Application forms can be obtained from any of the authorised dealers (PDMMs) or downloaded from the DMO's website. New FGN Bond Tender Form Complete the application forms and submit them through any of the PDMMs. A common-price auction system is normally employed as opposed to multiple-price auctions. Payments for the allotment are payable in full on application. Minimum of N50,000.00 and multiple of N1,000.00 thereafter.
Investors can also access the FGN bonds after the Auctions in the secondary market through any of the broker-dealers on the FMDQ OTC Trading Platform or through licenced Stock Brokers on The Nigerian Stock Exchange (NSE).
FGN bond purchases are confirmed by electronic registration in the Central Bank of Nigeria’s Scripless Securities Settlement System or by issuing certificates, where required.
Interest is paid semi-annually until the maturity date when the principal amount is repaid.
Bondholders who do not want to hold the bonds until the maturity date can sell them at any time on the floors of the NSE or through the FMDQ OTC Trading Platform.
The nominal value of a bond is also known as the principal or the original or face value of the bond when it was first issued. It is the total amount upon which the issuer of the bond pays interest and is also the amount that must be repaid at the expiration of the terms of the bond, that is, at the maturity date.
A coupon is a periodic interest (annual or semi-annual) that the issuer pays to the bond holders, which is generally fixed at issuance and expressed as a percentage of the bond’s face value. Hence, bonds are often called fixed-income instruments.
It is a risk-free investment. The income earned (interest payments) is tax-exempt It provides relatively high and stable returns when compared to conventional bank deposits. The principal element, which is to be collected at maturity, can be used as collateral for securing credit facilities from financial institutions such as banks. Bondholders who want cash can trade the bonds on the floors of the NSE and FMDQ OTC Securities Exchange for immediate cash before maturity. It qualifies as liquid assets for banks in the estimation of their liquidity ratios by the CBN.
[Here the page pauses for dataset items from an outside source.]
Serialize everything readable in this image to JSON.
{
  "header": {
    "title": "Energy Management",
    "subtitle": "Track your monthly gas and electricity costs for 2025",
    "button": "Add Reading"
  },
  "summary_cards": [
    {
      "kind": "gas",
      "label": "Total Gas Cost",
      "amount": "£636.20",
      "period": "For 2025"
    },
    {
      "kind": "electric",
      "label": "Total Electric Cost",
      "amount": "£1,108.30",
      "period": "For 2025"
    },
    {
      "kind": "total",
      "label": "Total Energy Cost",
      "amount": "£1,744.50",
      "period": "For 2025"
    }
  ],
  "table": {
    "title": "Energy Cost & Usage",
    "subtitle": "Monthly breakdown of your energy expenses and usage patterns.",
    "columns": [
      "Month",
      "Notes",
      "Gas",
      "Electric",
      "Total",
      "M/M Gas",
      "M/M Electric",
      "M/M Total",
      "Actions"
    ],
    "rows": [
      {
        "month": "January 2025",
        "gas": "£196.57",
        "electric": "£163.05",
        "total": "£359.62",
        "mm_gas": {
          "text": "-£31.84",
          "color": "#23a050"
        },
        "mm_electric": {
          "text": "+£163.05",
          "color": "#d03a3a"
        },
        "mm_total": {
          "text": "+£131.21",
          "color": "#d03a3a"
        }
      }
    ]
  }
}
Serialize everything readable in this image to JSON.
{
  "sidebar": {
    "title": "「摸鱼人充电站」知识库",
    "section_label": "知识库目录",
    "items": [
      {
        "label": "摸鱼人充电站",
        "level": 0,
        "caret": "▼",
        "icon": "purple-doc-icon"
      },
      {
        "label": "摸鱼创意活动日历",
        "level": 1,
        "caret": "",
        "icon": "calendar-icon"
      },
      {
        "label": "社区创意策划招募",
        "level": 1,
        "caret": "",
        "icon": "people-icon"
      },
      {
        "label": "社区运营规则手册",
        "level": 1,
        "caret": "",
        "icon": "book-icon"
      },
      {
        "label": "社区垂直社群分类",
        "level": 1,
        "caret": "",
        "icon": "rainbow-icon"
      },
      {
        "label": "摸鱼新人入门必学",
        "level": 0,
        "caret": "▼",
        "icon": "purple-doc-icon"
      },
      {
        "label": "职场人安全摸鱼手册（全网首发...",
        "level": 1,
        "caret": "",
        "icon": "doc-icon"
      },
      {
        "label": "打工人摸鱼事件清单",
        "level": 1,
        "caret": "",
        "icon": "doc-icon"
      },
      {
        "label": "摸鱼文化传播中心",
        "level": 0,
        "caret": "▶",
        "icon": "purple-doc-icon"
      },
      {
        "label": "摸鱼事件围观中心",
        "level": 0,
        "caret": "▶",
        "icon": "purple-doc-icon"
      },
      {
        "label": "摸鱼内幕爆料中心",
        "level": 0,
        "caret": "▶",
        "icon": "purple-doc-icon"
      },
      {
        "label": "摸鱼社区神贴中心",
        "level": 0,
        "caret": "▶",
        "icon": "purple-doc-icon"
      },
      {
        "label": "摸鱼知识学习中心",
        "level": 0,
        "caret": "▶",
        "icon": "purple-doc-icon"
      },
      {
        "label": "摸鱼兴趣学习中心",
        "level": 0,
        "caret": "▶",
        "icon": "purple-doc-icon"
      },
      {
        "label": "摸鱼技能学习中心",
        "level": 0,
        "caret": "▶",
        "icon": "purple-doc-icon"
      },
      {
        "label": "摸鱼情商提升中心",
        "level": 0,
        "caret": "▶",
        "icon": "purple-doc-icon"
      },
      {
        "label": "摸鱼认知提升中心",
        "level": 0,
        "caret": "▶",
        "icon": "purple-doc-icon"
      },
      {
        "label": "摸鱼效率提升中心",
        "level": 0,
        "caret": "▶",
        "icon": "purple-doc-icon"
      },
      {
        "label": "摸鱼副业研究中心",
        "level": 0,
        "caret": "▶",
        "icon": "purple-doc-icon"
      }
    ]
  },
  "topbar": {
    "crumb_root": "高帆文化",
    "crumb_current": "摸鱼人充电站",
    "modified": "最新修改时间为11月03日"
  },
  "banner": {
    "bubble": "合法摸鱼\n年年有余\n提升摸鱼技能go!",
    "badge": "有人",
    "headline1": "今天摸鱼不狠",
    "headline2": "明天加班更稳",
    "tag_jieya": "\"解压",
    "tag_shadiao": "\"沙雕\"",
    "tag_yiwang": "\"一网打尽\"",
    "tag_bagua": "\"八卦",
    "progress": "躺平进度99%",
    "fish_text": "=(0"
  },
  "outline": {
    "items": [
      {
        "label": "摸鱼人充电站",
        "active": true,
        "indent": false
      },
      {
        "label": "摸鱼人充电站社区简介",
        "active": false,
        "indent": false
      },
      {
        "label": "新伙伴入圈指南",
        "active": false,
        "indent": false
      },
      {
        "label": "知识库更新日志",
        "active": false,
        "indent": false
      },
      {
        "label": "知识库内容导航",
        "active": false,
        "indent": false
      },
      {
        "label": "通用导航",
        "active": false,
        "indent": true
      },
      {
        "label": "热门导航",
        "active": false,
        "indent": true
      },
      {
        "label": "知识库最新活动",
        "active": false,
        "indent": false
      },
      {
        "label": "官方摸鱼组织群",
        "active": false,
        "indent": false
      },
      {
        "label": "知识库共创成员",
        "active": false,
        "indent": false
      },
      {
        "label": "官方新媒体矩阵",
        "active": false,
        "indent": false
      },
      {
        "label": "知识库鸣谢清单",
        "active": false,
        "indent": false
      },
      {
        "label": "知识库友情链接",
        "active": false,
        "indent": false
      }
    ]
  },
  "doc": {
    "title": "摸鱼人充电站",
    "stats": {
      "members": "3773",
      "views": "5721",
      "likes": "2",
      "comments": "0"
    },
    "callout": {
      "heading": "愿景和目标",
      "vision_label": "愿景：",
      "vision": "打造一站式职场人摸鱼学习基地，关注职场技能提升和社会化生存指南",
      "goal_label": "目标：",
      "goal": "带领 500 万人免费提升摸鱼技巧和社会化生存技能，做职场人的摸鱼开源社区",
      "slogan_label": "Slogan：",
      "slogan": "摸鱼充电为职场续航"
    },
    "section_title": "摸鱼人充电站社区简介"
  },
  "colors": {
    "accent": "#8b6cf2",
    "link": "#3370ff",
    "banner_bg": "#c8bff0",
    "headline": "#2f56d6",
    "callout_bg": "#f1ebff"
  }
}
The main difference between stocks and bonds is that stocks represent an ownership interest in the issuing entity, while bonds are a form of debt in which the issuer promises to pay the principal amount at a specific date. Another major difference is that stocks pay dividends to the owners only if the issuer declares profit. In the case of bonds, the issuer of a bond is obligated to repay the principal amount at the maturity date and also pay interest to the bold holders at a set interval (annual or semi-annual). If you buy a bond and hold it to maturity, you know exactly how much you are going to get back. That is why bonds are also known as ‘fixed-income’ securities. The buyer of stocks or shares in a company has purchased part of the equity and becomes a part-owner. He is only entitled to dividends declared by the company when it makes a profit.